Imaginez un pays à la pointe de la technologie blockchain, où des millions d’investisseurs crypto attendent avec impatience une régulation claire pour sécuriser leurs placements. Soudain, un projet de loi crucial rate son échéance. Ce n’est pas un scénario fictif : c’est exactement ce qui vient de se produire en Corée du Sud avec le texte sur les stablecoins.
Ce retard met en lumière une bataille interne entre deux institutions puissantes. D’un côté, la Commission des services financiers (FSC), plus ouverte à l’innovation. De l’autre, la Banque de Corée (BOK), gardienne farouche de la stabilité monétaire. Au centre du débat : qui aura le droit d’émettre ces actifs numériques adossés à la monnaie fiat ?
Le retard qui révèle un conflit profond
La FSC avait jusqu’au 10 décembre pour soumettre son projet de loi à l’Assemblée nationale. Elle n’a pas respecté ce délai. Officiellement, il faut plus de temps pour coordonner avec les autres agences. Mais en réalité, les discussions avec la Banque de Corée bloquent tout.
Ce texte, baptisé « Loi fondamentale sur les actifs numériques (phase 2) », devait poser les bases d’une régulation complète des stablecoins. Licences, exigences de capital, obligations de transparence, mécanismes de supervision : tout était prévu. Sa présentation est désormais repoussée, peut-être à janvier 2026.

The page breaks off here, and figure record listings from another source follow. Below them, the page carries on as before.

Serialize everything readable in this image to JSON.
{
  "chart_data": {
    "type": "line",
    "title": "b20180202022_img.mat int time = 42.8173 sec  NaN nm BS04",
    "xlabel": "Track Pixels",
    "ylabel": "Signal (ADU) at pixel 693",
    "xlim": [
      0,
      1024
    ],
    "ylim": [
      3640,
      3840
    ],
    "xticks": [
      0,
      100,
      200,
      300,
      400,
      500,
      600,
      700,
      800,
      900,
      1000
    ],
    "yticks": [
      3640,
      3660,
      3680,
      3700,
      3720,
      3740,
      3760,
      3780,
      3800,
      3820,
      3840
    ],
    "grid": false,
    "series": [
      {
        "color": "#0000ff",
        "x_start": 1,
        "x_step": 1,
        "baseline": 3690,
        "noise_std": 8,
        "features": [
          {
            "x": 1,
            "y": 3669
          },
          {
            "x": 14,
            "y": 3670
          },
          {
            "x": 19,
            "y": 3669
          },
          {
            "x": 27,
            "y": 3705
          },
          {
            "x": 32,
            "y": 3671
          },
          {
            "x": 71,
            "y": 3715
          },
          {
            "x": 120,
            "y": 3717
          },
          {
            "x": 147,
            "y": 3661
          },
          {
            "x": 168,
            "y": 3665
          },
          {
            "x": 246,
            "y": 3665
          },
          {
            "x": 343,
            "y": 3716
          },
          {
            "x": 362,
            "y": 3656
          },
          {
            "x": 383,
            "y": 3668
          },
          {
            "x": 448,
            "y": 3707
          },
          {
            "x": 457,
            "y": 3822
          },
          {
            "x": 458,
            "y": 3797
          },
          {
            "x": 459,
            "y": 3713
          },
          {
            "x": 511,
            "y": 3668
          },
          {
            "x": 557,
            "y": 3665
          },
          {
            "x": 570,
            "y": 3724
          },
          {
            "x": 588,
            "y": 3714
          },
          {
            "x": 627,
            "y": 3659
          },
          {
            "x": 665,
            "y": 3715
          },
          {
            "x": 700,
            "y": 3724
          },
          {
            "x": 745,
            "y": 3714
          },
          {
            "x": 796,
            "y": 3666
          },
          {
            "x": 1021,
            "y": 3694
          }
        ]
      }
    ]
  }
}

Les positions irréconciliables des deux institutions
Le cœur du désaccord porte sur le modèle d’émission. La Banque de Corée défend une vision très prudente. Pour elle, les émetteurs de stablecoins doivent être contrôlés majoritairement par des banques. Un consortium bancaire devrait détenir au moins 51 % des parts.
Cette exigence vise à protéger la stabilité monétaire et le système financier global. Un stablecoin mal géré pourrait, selon la BOK, perturber la politique monétaire ou créer des risques systémiques. Elle demande aussi un pouvoir de veto large, avec approbation unanime des autorités concernées.
La FSC, elle, résiste fermement. Elle juge cette obligation bancaire trop restrictive et peu alignée sur les pratiques internationales. En Europe, sous le règlement MiCA, la grande majorité des émetteurs autorisés sont des entreprises spécialisées en cryptomonnaies, pas des banques traditionnelles.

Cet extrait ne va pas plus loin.